I'm over it...the house being on the market and waiting for my Mom's surgery. I have the house ready for a show anytime I leave, you know...just in case. No surprise showings ever. Which I guess is a good thing. It's just annoying. We haven't had a ton of showings either. The last one the people supposedly loved the house but thought it was overpriced. So we lowered it $5000 before we have our open house this Sunday. I've even been windexing behind the blinds. (Very unlike me!) I'm over being on the market and ready to find something new and get started on starting a new chapter. The house hasn't even been on the market very long, but patience has never been in my vocabulary. Why start now? : ) Chris and I have been looking at the houses in our price range, but really we most likely won't buy until we sell (unless it was a short sale or something), so that can be pointless, too. I have tried not to get attached to any of the houses since they will most likely sell before ours. All very frustrating to me.

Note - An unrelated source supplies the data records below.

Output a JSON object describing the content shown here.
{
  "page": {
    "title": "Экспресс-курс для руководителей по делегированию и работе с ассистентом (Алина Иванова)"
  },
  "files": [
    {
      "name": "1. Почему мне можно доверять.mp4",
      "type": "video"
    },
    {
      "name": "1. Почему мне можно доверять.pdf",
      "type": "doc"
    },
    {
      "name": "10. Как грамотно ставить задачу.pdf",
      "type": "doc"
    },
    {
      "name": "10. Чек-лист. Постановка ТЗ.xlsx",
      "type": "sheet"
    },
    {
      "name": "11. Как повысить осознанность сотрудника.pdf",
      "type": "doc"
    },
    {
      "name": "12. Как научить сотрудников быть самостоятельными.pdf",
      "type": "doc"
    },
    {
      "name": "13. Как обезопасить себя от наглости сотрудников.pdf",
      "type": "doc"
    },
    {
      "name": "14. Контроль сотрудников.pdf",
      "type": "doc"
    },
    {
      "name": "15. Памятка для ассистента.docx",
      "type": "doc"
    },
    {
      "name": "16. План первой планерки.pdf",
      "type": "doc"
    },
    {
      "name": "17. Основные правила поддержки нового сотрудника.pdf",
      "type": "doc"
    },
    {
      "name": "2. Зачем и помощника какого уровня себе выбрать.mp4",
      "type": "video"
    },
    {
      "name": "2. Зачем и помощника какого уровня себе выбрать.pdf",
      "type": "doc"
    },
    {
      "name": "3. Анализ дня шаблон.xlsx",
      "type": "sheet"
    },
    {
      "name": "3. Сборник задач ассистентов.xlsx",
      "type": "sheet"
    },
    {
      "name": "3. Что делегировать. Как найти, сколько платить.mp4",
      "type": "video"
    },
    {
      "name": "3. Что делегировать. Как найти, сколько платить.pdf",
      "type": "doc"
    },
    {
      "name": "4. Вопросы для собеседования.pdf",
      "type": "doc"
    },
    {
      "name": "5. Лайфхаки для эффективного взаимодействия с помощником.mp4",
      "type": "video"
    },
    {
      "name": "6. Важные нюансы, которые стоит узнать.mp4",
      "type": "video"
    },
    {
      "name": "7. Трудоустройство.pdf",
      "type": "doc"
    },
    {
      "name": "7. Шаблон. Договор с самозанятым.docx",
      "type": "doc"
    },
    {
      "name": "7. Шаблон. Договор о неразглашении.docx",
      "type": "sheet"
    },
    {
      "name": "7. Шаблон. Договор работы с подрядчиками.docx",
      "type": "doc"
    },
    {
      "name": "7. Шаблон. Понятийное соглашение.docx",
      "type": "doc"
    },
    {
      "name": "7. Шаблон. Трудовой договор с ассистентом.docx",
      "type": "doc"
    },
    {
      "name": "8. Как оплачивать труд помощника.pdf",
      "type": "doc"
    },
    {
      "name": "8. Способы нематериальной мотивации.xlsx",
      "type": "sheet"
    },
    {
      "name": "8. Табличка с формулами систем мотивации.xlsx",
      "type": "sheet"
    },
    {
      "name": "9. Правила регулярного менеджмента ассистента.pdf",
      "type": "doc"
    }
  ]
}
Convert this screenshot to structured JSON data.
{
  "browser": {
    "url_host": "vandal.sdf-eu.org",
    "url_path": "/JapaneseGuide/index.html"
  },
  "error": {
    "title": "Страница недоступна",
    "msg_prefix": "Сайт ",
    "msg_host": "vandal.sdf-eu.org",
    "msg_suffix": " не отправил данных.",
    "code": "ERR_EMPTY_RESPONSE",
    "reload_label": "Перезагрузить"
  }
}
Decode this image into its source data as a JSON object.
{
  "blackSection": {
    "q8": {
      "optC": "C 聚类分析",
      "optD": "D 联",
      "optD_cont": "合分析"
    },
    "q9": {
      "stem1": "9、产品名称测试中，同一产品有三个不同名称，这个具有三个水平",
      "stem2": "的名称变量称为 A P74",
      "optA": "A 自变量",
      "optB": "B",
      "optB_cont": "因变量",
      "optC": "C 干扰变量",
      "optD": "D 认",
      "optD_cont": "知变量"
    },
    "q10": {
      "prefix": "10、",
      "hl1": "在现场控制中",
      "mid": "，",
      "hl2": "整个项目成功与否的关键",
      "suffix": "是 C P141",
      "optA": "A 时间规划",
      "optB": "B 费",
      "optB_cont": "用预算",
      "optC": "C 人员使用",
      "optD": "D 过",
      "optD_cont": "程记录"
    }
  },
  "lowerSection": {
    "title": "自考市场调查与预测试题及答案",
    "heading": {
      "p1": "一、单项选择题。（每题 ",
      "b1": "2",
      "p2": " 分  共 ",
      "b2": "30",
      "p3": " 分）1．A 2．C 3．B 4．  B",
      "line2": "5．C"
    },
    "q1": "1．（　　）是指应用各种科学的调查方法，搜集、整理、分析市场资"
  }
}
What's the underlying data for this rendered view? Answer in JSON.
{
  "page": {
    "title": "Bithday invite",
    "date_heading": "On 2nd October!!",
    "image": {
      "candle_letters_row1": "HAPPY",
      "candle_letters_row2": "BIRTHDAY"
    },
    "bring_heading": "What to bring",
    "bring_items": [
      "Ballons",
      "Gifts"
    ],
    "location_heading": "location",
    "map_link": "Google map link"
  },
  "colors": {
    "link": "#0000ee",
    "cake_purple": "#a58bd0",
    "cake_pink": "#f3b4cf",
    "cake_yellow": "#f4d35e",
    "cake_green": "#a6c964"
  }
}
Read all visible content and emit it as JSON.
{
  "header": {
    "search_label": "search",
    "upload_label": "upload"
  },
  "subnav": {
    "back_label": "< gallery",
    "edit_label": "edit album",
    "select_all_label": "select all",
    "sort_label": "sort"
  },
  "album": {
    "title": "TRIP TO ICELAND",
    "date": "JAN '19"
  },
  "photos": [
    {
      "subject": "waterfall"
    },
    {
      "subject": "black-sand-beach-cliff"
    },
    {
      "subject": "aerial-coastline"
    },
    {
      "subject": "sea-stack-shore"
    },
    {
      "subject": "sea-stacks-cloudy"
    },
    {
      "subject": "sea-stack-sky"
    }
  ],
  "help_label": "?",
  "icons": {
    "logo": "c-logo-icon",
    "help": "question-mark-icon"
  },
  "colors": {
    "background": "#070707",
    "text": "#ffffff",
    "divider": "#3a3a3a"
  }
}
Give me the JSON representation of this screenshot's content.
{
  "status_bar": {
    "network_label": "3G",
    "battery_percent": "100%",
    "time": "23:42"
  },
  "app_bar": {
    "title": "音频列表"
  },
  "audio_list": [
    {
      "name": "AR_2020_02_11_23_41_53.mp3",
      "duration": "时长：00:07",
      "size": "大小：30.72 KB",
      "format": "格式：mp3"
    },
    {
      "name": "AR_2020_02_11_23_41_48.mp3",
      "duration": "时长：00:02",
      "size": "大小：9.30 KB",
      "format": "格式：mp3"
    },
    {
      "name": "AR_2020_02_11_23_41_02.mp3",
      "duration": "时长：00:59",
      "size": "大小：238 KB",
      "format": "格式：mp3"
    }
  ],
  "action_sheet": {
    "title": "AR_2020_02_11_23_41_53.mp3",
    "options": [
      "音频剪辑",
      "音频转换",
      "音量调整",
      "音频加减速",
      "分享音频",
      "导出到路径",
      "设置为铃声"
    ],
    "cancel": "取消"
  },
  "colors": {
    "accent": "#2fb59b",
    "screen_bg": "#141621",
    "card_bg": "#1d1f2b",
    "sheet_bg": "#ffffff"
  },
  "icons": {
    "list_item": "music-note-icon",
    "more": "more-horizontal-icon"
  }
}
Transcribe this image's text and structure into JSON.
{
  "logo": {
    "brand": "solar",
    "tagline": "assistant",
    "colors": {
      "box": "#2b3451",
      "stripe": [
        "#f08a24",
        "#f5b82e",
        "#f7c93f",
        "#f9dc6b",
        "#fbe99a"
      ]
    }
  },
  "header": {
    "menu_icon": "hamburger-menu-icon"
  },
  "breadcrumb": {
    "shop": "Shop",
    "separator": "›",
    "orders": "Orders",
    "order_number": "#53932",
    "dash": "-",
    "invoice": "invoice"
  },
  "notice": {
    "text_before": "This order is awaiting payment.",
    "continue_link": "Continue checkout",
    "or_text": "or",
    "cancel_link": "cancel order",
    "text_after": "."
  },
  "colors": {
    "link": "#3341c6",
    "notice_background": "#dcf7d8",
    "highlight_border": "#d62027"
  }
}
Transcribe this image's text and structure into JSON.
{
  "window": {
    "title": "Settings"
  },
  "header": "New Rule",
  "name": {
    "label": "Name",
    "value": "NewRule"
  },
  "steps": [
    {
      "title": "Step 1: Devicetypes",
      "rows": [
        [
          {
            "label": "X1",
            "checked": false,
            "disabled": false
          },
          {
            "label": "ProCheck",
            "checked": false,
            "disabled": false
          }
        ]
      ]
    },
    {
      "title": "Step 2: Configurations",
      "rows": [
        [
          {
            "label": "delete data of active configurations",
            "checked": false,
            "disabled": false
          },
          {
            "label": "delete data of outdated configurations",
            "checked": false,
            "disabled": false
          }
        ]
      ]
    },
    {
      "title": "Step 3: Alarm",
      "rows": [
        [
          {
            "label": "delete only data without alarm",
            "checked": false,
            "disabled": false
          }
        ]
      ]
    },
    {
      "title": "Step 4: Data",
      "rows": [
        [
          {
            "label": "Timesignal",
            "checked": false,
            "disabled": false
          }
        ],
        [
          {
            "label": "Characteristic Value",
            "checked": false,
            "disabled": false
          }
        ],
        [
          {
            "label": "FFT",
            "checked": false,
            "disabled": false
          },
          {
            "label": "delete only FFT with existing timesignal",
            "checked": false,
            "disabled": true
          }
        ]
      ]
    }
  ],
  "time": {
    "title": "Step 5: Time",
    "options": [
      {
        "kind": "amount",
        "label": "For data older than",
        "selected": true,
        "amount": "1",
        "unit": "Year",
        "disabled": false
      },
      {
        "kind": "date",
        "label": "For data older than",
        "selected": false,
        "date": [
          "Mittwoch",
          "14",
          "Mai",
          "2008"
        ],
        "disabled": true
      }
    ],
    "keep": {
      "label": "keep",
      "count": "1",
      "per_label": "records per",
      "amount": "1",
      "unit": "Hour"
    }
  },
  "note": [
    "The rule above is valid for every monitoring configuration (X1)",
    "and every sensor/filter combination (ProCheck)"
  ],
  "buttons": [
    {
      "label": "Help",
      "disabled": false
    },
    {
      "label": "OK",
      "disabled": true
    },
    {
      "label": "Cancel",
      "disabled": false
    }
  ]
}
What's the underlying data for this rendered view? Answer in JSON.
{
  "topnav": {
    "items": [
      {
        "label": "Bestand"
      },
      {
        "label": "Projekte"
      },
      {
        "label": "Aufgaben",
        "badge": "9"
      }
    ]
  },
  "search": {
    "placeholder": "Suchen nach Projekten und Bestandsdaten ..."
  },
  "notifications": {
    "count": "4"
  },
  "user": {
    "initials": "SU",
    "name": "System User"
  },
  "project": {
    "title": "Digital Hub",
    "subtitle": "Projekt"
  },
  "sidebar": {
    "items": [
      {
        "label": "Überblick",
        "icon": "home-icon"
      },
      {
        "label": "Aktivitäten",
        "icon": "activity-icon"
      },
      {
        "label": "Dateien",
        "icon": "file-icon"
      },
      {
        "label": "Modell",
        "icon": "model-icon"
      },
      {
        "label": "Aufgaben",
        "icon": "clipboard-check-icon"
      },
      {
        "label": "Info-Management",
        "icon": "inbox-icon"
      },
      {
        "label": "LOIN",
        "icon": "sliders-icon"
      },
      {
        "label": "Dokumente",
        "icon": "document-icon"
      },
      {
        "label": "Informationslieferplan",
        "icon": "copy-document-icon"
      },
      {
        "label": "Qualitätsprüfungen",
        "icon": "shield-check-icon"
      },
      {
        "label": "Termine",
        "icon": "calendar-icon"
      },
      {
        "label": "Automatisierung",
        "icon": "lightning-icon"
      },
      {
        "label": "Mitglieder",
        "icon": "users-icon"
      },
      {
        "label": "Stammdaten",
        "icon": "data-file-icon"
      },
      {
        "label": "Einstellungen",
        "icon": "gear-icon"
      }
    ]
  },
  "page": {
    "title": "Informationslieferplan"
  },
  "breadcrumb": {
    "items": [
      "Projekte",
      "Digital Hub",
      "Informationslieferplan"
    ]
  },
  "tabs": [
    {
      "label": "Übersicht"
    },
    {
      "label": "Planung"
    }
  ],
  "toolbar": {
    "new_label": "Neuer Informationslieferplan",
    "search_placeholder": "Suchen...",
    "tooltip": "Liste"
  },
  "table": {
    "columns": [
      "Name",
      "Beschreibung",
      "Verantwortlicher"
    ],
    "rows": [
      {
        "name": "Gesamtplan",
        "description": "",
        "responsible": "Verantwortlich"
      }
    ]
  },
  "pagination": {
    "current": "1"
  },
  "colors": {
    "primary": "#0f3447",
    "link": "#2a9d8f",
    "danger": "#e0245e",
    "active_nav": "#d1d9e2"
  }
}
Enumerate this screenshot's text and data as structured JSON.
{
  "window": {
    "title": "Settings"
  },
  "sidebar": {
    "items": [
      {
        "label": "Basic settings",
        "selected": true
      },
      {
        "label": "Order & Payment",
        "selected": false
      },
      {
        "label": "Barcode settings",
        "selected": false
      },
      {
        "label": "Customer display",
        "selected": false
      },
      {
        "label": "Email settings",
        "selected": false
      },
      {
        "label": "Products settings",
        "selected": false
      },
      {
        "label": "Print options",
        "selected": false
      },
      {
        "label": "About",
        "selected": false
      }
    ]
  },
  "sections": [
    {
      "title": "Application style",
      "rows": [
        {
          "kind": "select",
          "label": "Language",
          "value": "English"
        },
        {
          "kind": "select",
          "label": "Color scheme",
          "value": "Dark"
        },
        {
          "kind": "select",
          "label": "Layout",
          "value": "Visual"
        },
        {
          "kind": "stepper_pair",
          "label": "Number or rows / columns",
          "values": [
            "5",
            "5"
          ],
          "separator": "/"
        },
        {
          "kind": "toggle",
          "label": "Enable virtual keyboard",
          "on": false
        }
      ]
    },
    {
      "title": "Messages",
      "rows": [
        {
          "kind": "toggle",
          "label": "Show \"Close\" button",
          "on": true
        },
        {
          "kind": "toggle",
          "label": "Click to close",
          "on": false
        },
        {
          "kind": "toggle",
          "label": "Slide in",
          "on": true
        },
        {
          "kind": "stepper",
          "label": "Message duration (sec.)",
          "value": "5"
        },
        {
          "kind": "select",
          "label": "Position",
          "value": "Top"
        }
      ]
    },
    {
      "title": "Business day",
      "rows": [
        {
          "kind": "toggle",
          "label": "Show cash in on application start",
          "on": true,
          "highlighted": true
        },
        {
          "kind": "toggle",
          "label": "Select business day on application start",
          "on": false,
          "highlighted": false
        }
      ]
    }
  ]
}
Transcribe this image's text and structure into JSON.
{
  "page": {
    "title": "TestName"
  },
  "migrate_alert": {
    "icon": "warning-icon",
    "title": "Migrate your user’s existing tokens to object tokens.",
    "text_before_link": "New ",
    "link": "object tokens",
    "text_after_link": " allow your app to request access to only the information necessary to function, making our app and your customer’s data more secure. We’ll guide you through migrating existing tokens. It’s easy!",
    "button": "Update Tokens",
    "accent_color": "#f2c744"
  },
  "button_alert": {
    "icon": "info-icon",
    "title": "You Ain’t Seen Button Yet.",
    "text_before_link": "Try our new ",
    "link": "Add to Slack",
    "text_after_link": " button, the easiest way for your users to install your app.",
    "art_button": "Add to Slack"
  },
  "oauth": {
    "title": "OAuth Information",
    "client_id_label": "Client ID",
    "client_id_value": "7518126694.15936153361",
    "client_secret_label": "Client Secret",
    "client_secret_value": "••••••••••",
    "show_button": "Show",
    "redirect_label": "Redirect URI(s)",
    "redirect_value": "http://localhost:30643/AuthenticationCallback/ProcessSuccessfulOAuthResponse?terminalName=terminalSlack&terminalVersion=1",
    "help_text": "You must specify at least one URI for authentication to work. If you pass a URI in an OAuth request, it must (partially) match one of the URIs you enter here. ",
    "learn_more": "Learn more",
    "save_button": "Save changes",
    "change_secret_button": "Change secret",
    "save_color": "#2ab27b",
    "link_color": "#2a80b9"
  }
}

My Mom's surgery is a week from tomorrow. I'm nervous and relieved at the same time. Relieved they will finally be getting the cancer out and nervous they will find something in the lymph nodes. If it is less than 5 mm in depth, she won't even have to do radiation. What an amazing blessing that would be, but that is not even my prayer. I am just praying so hard it isn't in the lymph nodes and hasn't spread. If it is contained and they get it in this surgery, we will all be so very relieved. Please join me in prayer for this. We are taking any and all prayers we can get!! And thank you for your care and support during this hard and uncertain time. My Mom is everything to me. Being home was wonderful, and I definitely wasn't ready to come back to "real life" where I am by myself most of the time. Being home I love having my Mom and my sister as company and someone to talk to. It makes everyday fun even if we are doing nothing at all. So, it was a good visit, and although I cannot go home for the surgery (HA has a school program the next day), I plan on going back the first of June. Counting down the days already!!
~Nattie B
Praying and praying for your mom's surgery next week! And praying for your house to sell soon. I have zero patience either so I feel for you!
ReplyDeleteThank you! All of the prayers are greatly appreciated!!! And thanks for commenting. No one ever comments anymore, and it makes me feel like no one is reading even though the numbers say they are. :)
DeleteI've noticed the same thing on my blog. My numbers actually went up but there are no comments, lol. Makes me feel like people click and then go "oh nevermind" and leave, haha!